To the untrained eye, this enterprise may have appeared very risky since Buck had no experience in the field and they were starting up where a business had been failing. Add to this the economic challenges and ample competition, and the risk meter would be buzzing off the charts.
But as Buck, Green and Bossert shared their story in April at the Effectual Entrepreneurship workshop at Everett Community College, they demonstrated confidence that their business simply couldn’t and wouldn’t fail.
And that’s where we see how their experience mirrors much of the model developed by Saras Sarasvathy and fellow researchers.
The notion that entrepreneurs are risk-takers is turned on its side. According to Ian Ayers, a co-founder of the Society for Effectual Action, it’s actually a myth.
“Risking their own time, money and reputations, entrepreneurs are more conservative even than bankers,” Ayers said.

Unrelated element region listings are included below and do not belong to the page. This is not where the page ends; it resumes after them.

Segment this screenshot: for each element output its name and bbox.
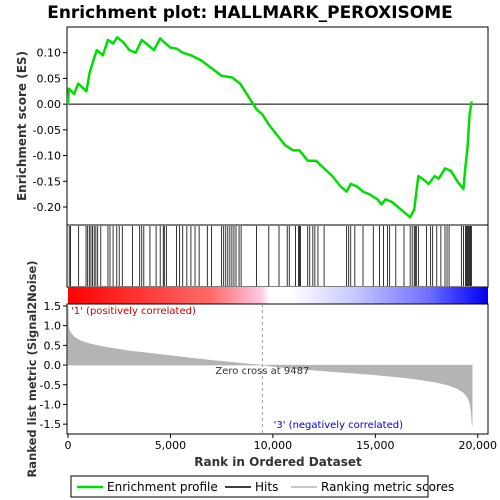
- hits-frame: [66, 224, 489, 288]
- legend: Enrichment profile Hits Ranking metric s…: [70, 475, 454, 498]
- rm-x-axis: 0 5,000 10,000 15,000 20,000: [65, 434, 498, 452]
- es-y-tick-label: 0.05: [37, 72, 62, 85]
- es-y-axis: -0.20 -0.15 -0.10 -0.05 0.00 0.05 0.10: [33, 47, 67, 214]
- enrichment-line-group: [66, 36, 473, 219]
- legend-metric-label: Ranking metric scores: [321, 480, 454, 494]
- es-y-tick-label: -0.10: [33, 150, 61, 163]
- ranked-metric-area: [67, 305, 473, 427]
- es-plot-frame: [66, 26, 489, 226]
- rm-y-tick-label: -1.0: [40, 398, 61, 411]
- es-y-tick-label: -0.15: [33, 175, 61, 188]
- rm-y-tick-label: 0.5: [44, 339, 62, 352]
- hit-ticks: [68, 226, 473, 286]
- ranked-metric-panel: -1.5 -1.0 -0.5 0.0 0.5 1.0 1.5 0 5,000 10,000 15,…: [25, 260, 497, 477]
- chart-title: Enrichment plot: HALLMARK_PEROXISOME: [47, 3, 453, 23]
- rm-x-tick-label: 0: [65, 439, 72, 452]
- rm-x-tick-label: 10,000: [254, 439, 293, 452]
- legend-enrichment-label: Enrichment profile: [107, 480, 218, 494]
- rm-y-tick-label: -1.5: [40, 418, 61, 431]
- es-y-tick-label: -0.05: [33, 124, 61, 137]
- rm-y-tick-label: 1.5: [44, 300, 62, 313]
- ranking-heat-bar: [68, 287, 488, 304]
- es-y-tick-label: 0.10: [37, 47, 62, 60]
- positive-correlation-label: '1' (positively correlated): [71, 306, 196, 317]
- rm-x-axis-label: Rank in Ordered Dataset: [194, 455, 362, 469]
- zero-cross-label: Zero cross at 9487: [215, 366, 309, 377]
- rm-y-axis-label: Ranked list metric (Signal2Noise): [25, 260, 39, 477]
- enrichment-line: [66, 36, 473, 219]
- rm-y-tick-label: 1.0: [44, 320, 62, 333]
- hits-panel: [66, 224, 489, 288]
- es-y-axis-label: Enrichment score (ES): [15, 51, 29, 201]
- rm-y-tick-label: 0.0: [44, 359, 62, 372]
- ranked-metric-area-group: [67, 305, 473, 427]
- legend-hits-label: Hits: [255, 480, 278, 494]
- rm-y-tick-label: -0.5: [40, 379, 61, 392]
- negative-correlation-label: '3' (negatively correlated): [274, 420, 403, 431]
- es-y-tick-label: -0.20: [33, 201, 61, 214]
- rm-x-tick-label: 15,000: [356, 439, 395, 452]
- enrichment-score-panel: -0.20 -0.15 -0.10 -0.05 0.00 0.05 0.10 Enrichm…: [15, 26, 489, 226]
- rm-x-tick-label: 20,000: [459, 439, 498, 452]
- rm-x-tick-label: 5,000: [155, 439, 187, 452]
- rm-y-axis: -1.5 -1.0 -0.5 0.0 0.5 1.0 1.5: [40, 300, 67, 431]
- es-y-tick-label: 0.00: [37, 98, 62, 111]
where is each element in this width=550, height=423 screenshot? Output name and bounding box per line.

In other words, this is a model and application that emphasizes a new way of thinking and a commitment to doing the do-able. Furthermore, the practice of effectuation will take a business-minded person down the path of possibilities rather than returns, while a “risk averse” paradigm would rather shrink returns at the expense of eliminating risk.
When Buck opened the Mill Creek Elle Marie Studio, the thought of failure did not cross her mind. Confident that she had done the research, she partnered with the right stakeholders and collaborated with people who knew the opportunity at hand. Buck ventured out to establish a fun and exciting business that helped employees, clients and the community feel good about what was taking place.

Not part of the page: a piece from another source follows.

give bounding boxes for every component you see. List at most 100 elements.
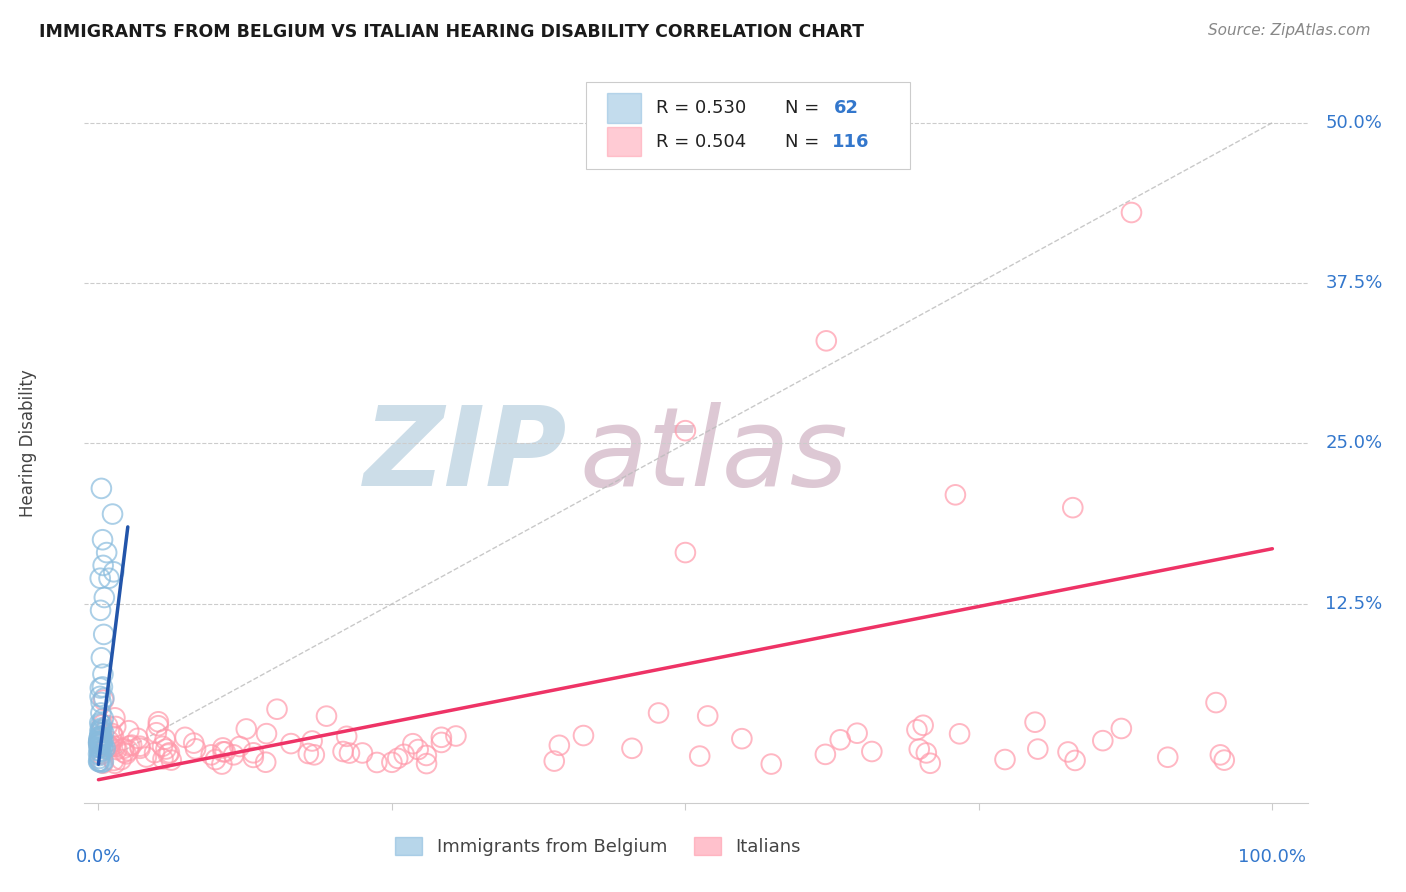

She committed to running a business that generates a five-star experience for clients, employees and the community where they do business.

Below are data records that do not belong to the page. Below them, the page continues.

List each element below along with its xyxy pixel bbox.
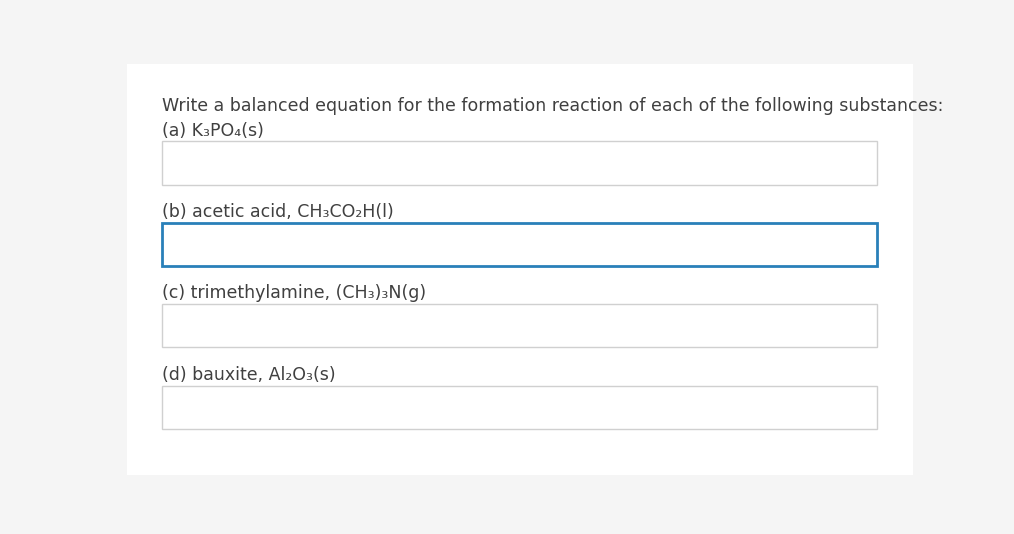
Bar [162,223,877,266]
Bar [162,386,877,429]
Text: (d) bauxite, Al₂O₃(s): (d) bauxite, Al₂O₃(s) [162,366,336,384]
Text: (c) trimethylamine, (CH₃)₃N(g): (c) trimethylamine, (CH₃)₃N(g) [162,285,426,302]
Bar [162,142,877,185]
Text: (b) acetic acid, CH₃CO₂H(l): (b) acetic acid, CH₃CO₂H(l) [162,203,393,221]
Text: (a) K₃PO₄(s): (a) K₃PO₄(s) [162,122,264,140]
Text: Write a balanced equation for the formation reaction of each of the following su: Write a balanced equation for the format… [162,97,943,115]
Bar [162,304,877,348]
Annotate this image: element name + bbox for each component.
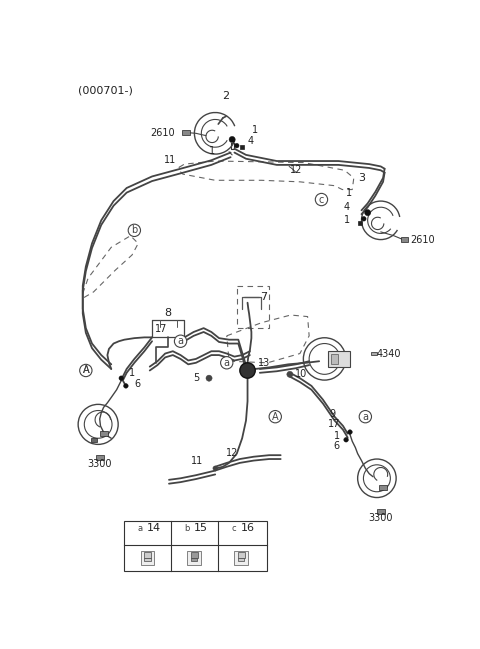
Text: b: b bbox=[184, 524, 190, 533]
Text: 1: 1 bbox=[129, 368, 135, 378]
Text: (000701-): (000701-) bbox=[78, 86, 133, 95]
Circle shape bbox=[241, 364, 254, 376]
Circle shape bbox=[182, 524, 192, 533]
Text: c: c bbox=[319, 195, 324, 204]
Bar bbox=[328, 351, 350, 367]
Bar bbox=[192, 557, 197, 561]
Circle shape bbox=[229, 136, 235, 143]
Bar bbox=[379, 485, 387, 490]
Bar bbox=[377, 509, 384, 514]
Text: 13: 13 bbox=[258, 358, 271, 368]
Circle shape bbox=[315, 193, 328, 206]
Bar bbox=[401, 238, 408, 242]
Circle shape bbox=[128, 224, 141, 236]
Text: 17: 17 bbox=[327, 419, 340, 430]
Text: a: a bbox=[137, 524, 142, 533]
Text: 1: 1 bbox=[334, 431, 340, 441]
Text: 4: 4 bbox=[344, 202, 350, 212]
Text: 14: 14 bbox=[146, 523, 161, 533]
Text: c: c bbox=[231, 524, 236, 533]
Text: 17: 17 bbox=[155, 324, 168, 334]
Circle shape bbox=[365, 210, 371, 215]
Text: 2610: 2610 bbox=[151, 128, 175, 138]
Circle shape bbox=[119, 376, 123, 380]
Circle shape bbox=[206, 375, 212, 381]
Text: a: a bbox=[178, 336, 183, 346]
Bar bbox=[234, 550, 248, 565]
Text: 11: 11 bbox=[165, 155, 177, 165]
Bar bbox=[191, 552, 198, 558]
Bar bbox=[331, 354, 338, 364]
Text: 6: 6 bbox=[334, 441, 340, 451]
Text: 1: 1 bbox=[209, 146, 215, 156]
Bar bbox=[188, 550, 201, 565]
Text: 1: 1 bbox=[344, 215, 350, 225]
Text: 16: 16 bbox=[240, 523, 254, 533]
Circle shape bbox=[213, 466, 217, 471]
Text: 3: 3 bbox=[358, 173, 365, 183]
Text: 2610: 2610 bbox=[410, 234, 434, 245]
Circle shape bbox=[359, 411, 372, 423]
Text: 11: 11 bbox=[192, 456, 204, 465]
Bar bbox=[141, 550, 155, 565]
Circle shape bbox=[229, 524, 238, 533]
Text: 3300: 3300 bbox=[87, 459, 112, 469]
Bar bbox=[240, 145, 244, 149]
Text: 1: 1 bbox=[346, 188, 352, 199]
Text: 4340: 4340 bbox=[377, 349, 401, 358]
Text: b: b bbox=[131, 225, 137, 236]
Circle shape bbox=[123, 384, 128, 388]
Text: 12: 12 bbox=[290, 165, 302, 175]
Bar bbox=[238, 552, 245, 558]
Text: a: a bbox=[224, 358, 230, 368]
Text: A: A bbox=[272, 411, 278, 422]
Circle shape bbox=[221, 356, 233, 369]
Circle shape bbox=[348, 430, 352, 434]
Circle shape bbox=[174, 335, 187, 347]
Circle shape bbox=[344, 437, 348, 442]
Circle shape bbox=[361, 217, 366, 221]
Circle shape bbox=[269, 411, 281, 423]
Circle shape bbox=[287, 371, 293, 378]
Text: A: A bbox=[83, 365, 89, 376]
Text: 1: 1 bbox=[252, 125, 258, 135]
Bar bbox=[144, 552, 151, 558]
Text: 12: 12 bbox=[226, 448, 239, 458]
Text: 7: 7 bbox=[260, 292, 267, 302]
Circle shape bbox=[135, 524, 144, 533]
Text: 2: 2 bbox=[222, 91, 229, 101]
Text: 4: 4 bbox=[248, 136, 253, 146]
Text: 3300: 3300 bbox=[369, 513, 393, 523]
Circle shape bbox=[234, 143, 239, 148]
Bar bbox=[358, 221, 362, 225]
Text: 5: 5 bbox=[193, 373, 200, 383]
Text: 6: 6 bbox=[134, 379, 141, 389]
Bar bbox=[238, 557, 244, 561]
Text: 15: 15 bbox=[193, 523, 207, 533]
Bar bbox=[96, 455, 104, 459]
Bar bbox=[144, 557, 151, 561]
Text: 8: 8 bbox=[165, 308, 172, 318]
Bar bbox=[124, 520, 267, 570]
Circle shape bbox=[240, 363, 255, 378]
Bar bbox=[371, 352, 377, 356]
Bar bbox=[182, 130, 190, 135]
Text: a: a bbox=[362, 411, 368, 422]
Circle shape bbox=[80, 364, 92, 376]
Bar bbox=[91, 438, 97, 442]
Text: 9: 9 bbox=[329, 410, 336, 419]
Text: 10: 10 bbox=[295, 369, 308, 379]
Text: A: A bbox=[83, 365, 89, 376]
Bar bbox=[100, 431, 108, 436]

The business now has three locations, also serving guests in Lake Stevens and adjacent to Alderwood mall in Lynnwood.
Asked if the expansion to Lake Stevens and Alderwood felt very risky, Buck replied: “Are you kidding? We were growing so rapidly that we literally ran out of space. We had to do something and so we expanded to locations in close proximity to Mill Creek in order to still serve clients — even if it is a short drive.”
Buck, a certified life coach, said the success is due to employees at Elle Marie Hair Studios.
“We’ve established a culture of care that permeates the organization and causes employees to support and raise the standard for the entire team. I believe that we’re in the business of growing people — referencing employees — before growing the business or profits,” Buck said.
Building the business from zero to $2.6 million in sales over a seven-year period is quite an accomplishment — especially in light of the economic downturn that had affected businesses during that time. The company employs 55 partners who are passionate about service to clients, as if this is now part of their DNA.
There are many competitors who run excellent salons. Yet sometimes the opportunity to build a new enterprise comes when another business is on its way out. Rather than judge what others do — or have done wrong — Buck determined that the answer lay in a model that emphasizes doing what is right.
Sometimes an owner’s confidence will drive a business to success. Or perhaps sharing that confidence and commitment with your employees is such a powerful multiplier that whatever risk may have been present is simply set aside by those who buck the conventional business wisdom.